我有点困惑:通过插入符号训练的模型的结果与原始包中的模型有何不同?我阅读了在使用带有插入符号包的 RandomForest 的 FinalModel 进行预测之前是否需要预处理?但我在这里不使用任何预处理。
我通过使用 caret 包和调整不同的 mtry 值来训练不同的随机森林。
> cvCtrl = trainControl(method = "repeatedcv",number = 10, repeats = 3, classProbs = TRUE, summaryFunction = twoClassSummary)
> newGrid = expand.grid(mtry = c(2,4,8,15))
> classifierRandomForest = train(case_success ~ ., data = train_data, trControl = cvCtrl, method = "rf", metric="ROC", tuneGrid = newGrid)
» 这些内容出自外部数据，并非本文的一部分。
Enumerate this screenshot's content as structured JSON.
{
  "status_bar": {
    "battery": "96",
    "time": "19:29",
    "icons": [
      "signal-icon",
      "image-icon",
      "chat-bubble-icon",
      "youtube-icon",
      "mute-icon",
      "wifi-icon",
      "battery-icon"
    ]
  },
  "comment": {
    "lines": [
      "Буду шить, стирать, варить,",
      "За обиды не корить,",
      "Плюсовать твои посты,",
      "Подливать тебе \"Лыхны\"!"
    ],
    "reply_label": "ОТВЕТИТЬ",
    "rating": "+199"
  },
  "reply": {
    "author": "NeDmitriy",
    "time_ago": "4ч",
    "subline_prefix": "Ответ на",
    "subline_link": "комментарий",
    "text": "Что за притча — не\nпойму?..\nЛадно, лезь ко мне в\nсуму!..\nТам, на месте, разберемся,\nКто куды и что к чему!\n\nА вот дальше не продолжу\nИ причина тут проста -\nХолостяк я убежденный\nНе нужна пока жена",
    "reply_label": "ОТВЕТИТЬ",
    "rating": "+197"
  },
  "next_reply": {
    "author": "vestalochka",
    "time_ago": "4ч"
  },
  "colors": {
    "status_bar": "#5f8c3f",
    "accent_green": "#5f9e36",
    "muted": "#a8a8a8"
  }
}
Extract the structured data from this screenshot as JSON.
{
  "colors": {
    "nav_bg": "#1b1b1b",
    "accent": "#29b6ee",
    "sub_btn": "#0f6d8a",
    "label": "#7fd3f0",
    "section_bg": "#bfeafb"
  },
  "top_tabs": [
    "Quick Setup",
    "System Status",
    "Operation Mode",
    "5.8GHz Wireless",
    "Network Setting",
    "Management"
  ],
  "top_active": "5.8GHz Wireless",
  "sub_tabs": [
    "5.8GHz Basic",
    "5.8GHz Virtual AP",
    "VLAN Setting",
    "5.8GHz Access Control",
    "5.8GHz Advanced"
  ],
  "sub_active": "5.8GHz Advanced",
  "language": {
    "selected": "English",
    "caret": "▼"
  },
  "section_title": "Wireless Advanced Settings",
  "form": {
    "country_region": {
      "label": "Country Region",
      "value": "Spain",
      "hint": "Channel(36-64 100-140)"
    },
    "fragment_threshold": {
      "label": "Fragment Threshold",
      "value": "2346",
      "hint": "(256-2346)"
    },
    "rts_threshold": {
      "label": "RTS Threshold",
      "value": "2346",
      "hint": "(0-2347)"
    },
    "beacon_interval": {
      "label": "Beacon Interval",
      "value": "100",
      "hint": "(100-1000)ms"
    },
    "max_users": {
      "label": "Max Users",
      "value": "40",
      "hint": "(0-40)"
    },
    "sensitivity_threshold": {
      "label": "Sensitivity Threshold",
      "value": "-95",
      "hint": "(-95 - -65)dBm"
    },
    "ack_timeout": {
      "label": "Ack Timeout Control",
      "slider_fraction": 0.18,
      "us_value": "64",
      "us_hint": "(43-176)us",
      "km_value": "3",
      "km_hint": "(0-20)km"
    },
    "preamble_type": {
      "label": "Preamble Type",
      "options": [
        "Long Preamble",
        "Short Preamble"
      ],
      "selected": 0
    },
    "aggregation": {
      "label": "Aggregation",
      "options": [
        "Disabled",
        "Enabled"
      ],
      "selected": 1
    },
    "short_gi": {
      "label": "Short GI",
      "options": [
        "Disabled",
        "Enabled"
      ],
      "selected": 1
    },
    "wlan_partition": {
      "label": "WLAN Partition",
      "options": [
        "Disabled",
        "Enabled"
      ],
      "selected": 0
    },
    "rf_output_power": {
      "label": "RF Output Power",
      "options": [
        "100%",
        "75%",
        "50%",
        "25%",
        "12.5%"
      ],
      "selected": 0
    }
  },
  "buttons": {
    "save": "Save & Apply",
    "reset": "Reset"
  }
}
> curClassifier = classifierRandomForest
我发现 mtry=15 是 training_data 上的最佳参数:
> curClassifier
...
Resampling results across tuning parameters:
mtry ROC Sens Spec ROC SD Sens SD Spec SD
4 0.950 0.768 0.957 0.00413 0.0170 0.00285
5 0.951 0.778 0.957 0.00364 0.0148 0.00306
8 0.953 0.792 0.956 0.00395 0.0152 0.00389
10 0.954 0.797 0.955 0.00384 0.0146 0.00369
15 0.956 0.803 0.951 0.00369 0.0155 0.00472
ROC was used to select the optimal model using the largest value.
The final value used for the model was mtry = 15.
我用 ROC 曲线和混淆矩阵评估了模型:
##ROC-Curve
predRoc = predict(curClassifier, test_data, type = "prob")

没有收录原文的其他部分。